This lab was dedicated to familiarizing ourselves with the Python Simulation Enviorment
what we will use extensively in Lab 11 to simulate grid localization with a Bayes
Filter.
The simulation enviornment consists of the simulator itself, which simulates a wheeled
robot with an IMU and laser range finder, which is similar to our own physical robots.
The simulator also provides odometry information from the simulated IMU's data
integrated over time as well as ground truth information of where the robot is actually at.
There is a plotter that allows us to plot this odometry and
ground truth information along with a plot of the map. It can also plot other information
that will be used in later labs.
Additionally, the simulator includes a controller that will allow us to control and
interact with our robot. Specifically, it allows us to get our robot's odometry and sensor
data, and it allows us to move the robot.
There are several functions that allow us to interact with simulator and plotter described
above:
From these functions, I created a few of my own helper functions to help perform the simulator tasks:
def plot_data():
pose, gt_pose = cmdr.get_pose()
cmdr.plot_odom(pose[0], pose[1])
cmdr.plot_gt(gt_pose[0], gt_pose[1])
def forward(speed):
cmdr.set_vel(speed,0)
# todo: see if changing rotation speed changes the accuracy of the odometry
def rotate_counter_clockwise():
cmdr.set_vel(0,2)
def stop():
cmdr.set_vel(0,0)
The first task I did in the simulator was moving the robot around in a square. To accomplish this, I made the robot go forward with a velocity of 1 meters/s for 0.5 seconds, and then made it rotate counter clockwise with an angular velocity of 2 radians/second for 0.76 seconds (found after much trial and error). I then looped this section 5 times with a for loop to form a square. Here is my code for this and a video demonstrating it:
#open loop control
cmdr.reset_plotter()
cmdr.reset_sim()
if cmdr.sim_is_running() and cmdr.plotter_is_running():
for i in range(5):
forward(1)
await asyncio.sleep(0.5)
rotate_counter_clockwise()
await asyncio.sleep(0.76)
plot_data()
stop()
The ground truth and odometry of the robot were pretty far off, but the odometry did manage to record a vaguely squarish shape. Running the the robot multiple times gets roughly the same squarish shape each time, but it is not completely exact.

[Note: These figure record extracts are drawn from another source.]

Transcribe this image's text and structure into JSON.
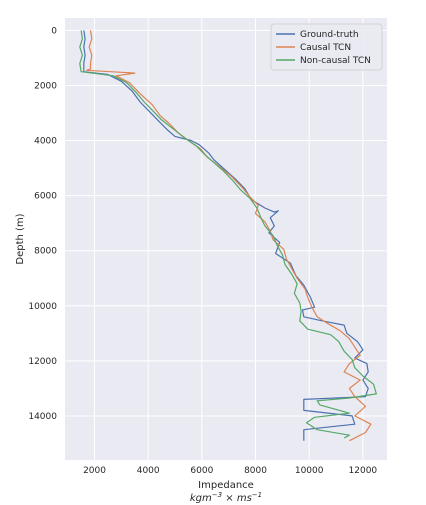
{
  "chart_data": {
    "type": "line",
    "xlabel": "Impedance",
    "xlabel_units_base": "kgm",
    "xlabel_units_exp1": "−3",
    "xlabel_units_mid": " × ms",
    "xlabel_units_exp2": "−1",
    "ylabel": "Depth (m)",
    "xlim": [
      900,
      12900
    ],
    "ylim": [
      15600,
      -450
    ],
    "y_inverted": true,
    "xticks": [
      2000,
      4000,
      6000,
      8000,
      10000,
      12000
    ],
    "xtick_labels": [
      "2000",
      "4000",
      "6000",
      "8000",
      "10000",
      "12000"
    ],
    "yticks": [
      0,
      2000,
      4000,
      6000,
      8000,
      10000,
      12000,
      14000
    ],
    "ytick_labels": [
      "0",
      "2000",
      "4000",
      "6000",
      "8000",
      "10000",
      "12000",
      "14000"
    ],
    "grid": true,
    "legend_position": "top-right",
    "series": [
      {
        "name": "Ground-truth",
        "color": "#4c72b0",
        "points": [
          [
            1600,
            0
          ],
          [
            1650,
            300
          ],
          [
            1600,
            600
          ],
          [
            1650,
            900
          ],
          [
            1600,
            1200
          ],
          [
            1600,
            1500
          ],
          [
            2500,
            1600
          ],
          [
            3000,
            1850
          ],
          [
            3400,
            2200
          ],
          [
            3700,
            2600
          ],
          [
            4000,
            2900
          ],
          [
            4350,
            3250
          ],
          [
            4700,
            3600
          ],
          [
            5000,
            3850
          ],
          [
            5600,
            4000
          ],
          [
            5900,
            4150
          ],
          [
            6250,
            4450
          ],
          [
            6450,
            4700
          ],
          [
            6850,
            5050
          ],
          [
            7250,
            5400
          ],
          [
            7600,
            5750
          ],
          [
            7850,
            6150
          ],
          [
            8350,
            6450
          ],
          [
            8700,
            6600
          ],
          [
            8850,
            6550
          ],
          [
            8550,
            6800
          ],
          [
            8700,
            7100
          ],
          [
            8500,
            7350
          ],
          [
            8900,
            7700
          ],
          [
            8750,
            8100
          ],
          [
            9300,
            8450
          ],
          [
            9500,
            8900
          ],
          [
            9800,
            9250
          ],
          [
            10050,
            9700
          ],
          [
            10200,
            10050
          ],
          [
            9750,
            10150
          ],
          [
            9800,
            10400
          ],
          [
            10500,
            10550
          ],
          [
            11300,
            10700
          ],
          [
            11400,
            11000
          ],
          [
            11800,
            11300
          ],
          [
            12000,
            11600
          ],
          [
            11700,
            11900
          ],
          [
            12150,
            12100
          ],
          [
            12200,
            12400
          ],
          [
            12000,
            12700
          ],
          [
            12200,
            13000
          ],
          [
            12100,
            13300
          ],
          [
            9800,
            13400
          ],
          [
            9800,
            13800
          ],
          [
            11600,
            14000
          ],
          [
            11700,
            14300
          ],
          [
            9800,
            14500
          ],
          [
            9800,
            14900
          ]
        ]
      },
      {
        "name": "Causal TCN",
        "color": "#dd8452",
        "points": [
          [
            1850,
            0
          ],
          [
            1900,
            300
          ],
          [
            1800,
            600
          ],
          [
            1900,
            900
          ],
          [
            1850,
            1200
          ],
          [
            1850,
            1400
          ],
          [
            1700,
            1450
          ],
          [
            3500,
            1550
          ],
          [
            2800,
            1650
          ],
          [
            3300,
            1900
          ],
          [
            3700,
            2300
          ],
          [
            4150,
            2700
          ],
          [
            4450,
            3100
          ],
          [
            4800,
            3400
          ],
          [
            5100,
            3700
          ],
          [
            5500,
            4000
          ],
          [
            5950,
            4300
          ],
          [
            6200,
            4600
          ],
          [
            6600,
            4900
          ],
          [
            7100,
            5300
          ],
          [
            7500,
            5700
          ],
          [
            7800,
            6050
          ],
          [
            8100,
            6350
          ],
          [
            8000,
            6650
          ],
          [
            8350,
            6950
          ],
          [
            8550,
            7300
          ],
          [
            8650,
            7600
          ],
          [
            9050,
            7950
          ],
          [
            9150,
            8300
          ],
          [
            9350,
            8650
          ],
          [
            9550,
            9000
          ],
          [
            9850,
            9400
          ],
          [
            9950,
            9700
          ],
          [
            10100,
            10050
          ],
          [
            10300,
            10400
          ],
          [
            10700,
            10650
          ],
          [
            11150,
            10900
          ],
          [
            11500,
            11200
          ],
          [
            11700,
            11500
          ],
          [
            11900,
            11800
          ],
          [
            11500,
            12100
          ],
          [
            11300,
            12400
          ],
          [
            11900,
            12700
          ],
          [
            11500,
            13000
          ],
          [
            11700,
            13300
          ],
          [
            12100,
            13650
          ],
          [
            11700,
            14000
          ],
          [
            12300,
            14300
          ],
          [
            12100,
            14600
          ],
          [
            11500,
            14900
          ]
        ]
      },
      {
        "name": "Non-causal TCN",
        "color": "#55a868",
        "points": [
          [
            1500,
            0
          ],
          [
            1550,
            300
          ],
          [
            1450,
            600
          ],
          [
            1550,
            900
          ],
          [
            1450,
            1200
          ],
          [
            1500,
            1500
          ],
          [
            2700,
            1650
          ],
          [
            3200,
            1900
          ],
          [
            3550,
            2250
          ],
          [
            3850,
            2600
          ],
          [
            4200,
            2950
          ],
          [
            4500,
            3250
          ],
          [
            4900,
            3550
          ],
          [
            5350,
            3900
          ],
          [
            5800,
            4200
          ],
          [
            6100,
            4500
          ],
          [
            6450,
            4800
          ],
          [
            6800,
            5100
          ],
          [
            7150,
            5450
          ],
          [
            7450,
            5800
          ],
          [
            7800,
            6100
          ],
          [
            8050,
            6450
          ],
          [
            8200,
            6800
          ],
          [
            8350,
            7100
          ],
          [
            8650,
            7450
          ],
          [
            8800,
            7800
          ],
          [
            9000,
            8150
          ],
          [
            9100,
            8500
          ],
          [
            9350,
            8850
          ],
          [
            9550,
            9200
          ],
          [
            9450,
            9550
          ],
          [
            9650,
            9900
          ],
          [
            9700,
            10200
          ],
          [
            9650,
            10550
          ],
          [
            9950,
            10850
          ],
          [
            10800,
            11050
          ],
          [
            11100,
            11300
          ],
          [
            11300,
            11650
          ],
          [
            11600,
            11950
          ],
          [
            11700,
            12250
          ],
          [
            12000,
            12550
          ],
          [
            12400,
            12850
          ],
          [
            12500,
            13200
          ],
          [
            11500,
            13350
          ],
          [
            10300,
            13450
          ],
          [
            10400,
            13600
          ],
          [
            11500,
            13900
          ],
          [
            10200,
            14050
          ],
          [
            9900,
            14250
          ],
          [
            10300,
            14500
          ],
          [
            11500,
            14700
          ],
          [
            11300,
            14800
          ]
        ]
      }
    ]
  }
}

The next task I did in the simulator was making the robot do closed-loop obstable avoidance with the help of its laser range finder. The algorithm I wrote for this was fairly simple - first the robot checked if the distance from the range finder was less than 0.5 meters. If it is less than 0.5 meters (when it is close to an obstable), it will rotate a slighly obtuse angle. I chose to make it slighly obtuse because I found collisions were frequent if the robot approached a wall almost parallel to the wall, which happened often if the angle wasn't obtuse. If the distance isn't less than 0.5 meters (when it isn't close to an obstacle), the robot will move forward. I found that the slower the robot's linear speed, the less collisions there are. After trial and error I found about 5 meters/second was the fastest speed I could get to while still minimizing collisions. Here is my code for this task and a video demonstrating it:
#closed loop obstacle avoidance
cmdr.reset_plotter()
cmdr.reset_sim()
while cmdr.sim_is_running() and cmdr.plotter_is_running():
# can increase distance to reduce collisions maybe
# can sometimes get stuck, but aleast it doesn't collide
if(cmdr.get_sensor() < 0.5):
#obtuse angle
rotate_counter_clockwise();
await asyncio.sleep(1)
else:
forward(5)
plot_data()
From the video, it seems that the robot can get fairly close to the wall without colliding, sometimes much less than the 0.5 meter threshold. Also as shown in the video and from tests, the obstacle avoidance doesn't always work. Sometimes the robot runs almost parallel to a wall, which causes its edge to collide with a wall while the robot doesn't know that it is so close to the wall. As stated above, making the rotation always obtuse greatly minimizes these types of collisions, and I could play around with different angles to find the optimal obtuse angle to reduce collisions as much as possible. The robot also sometimes runs head-on into a wall when it is going fast, so a solution could be to either reduce speed or increase the threshold distance.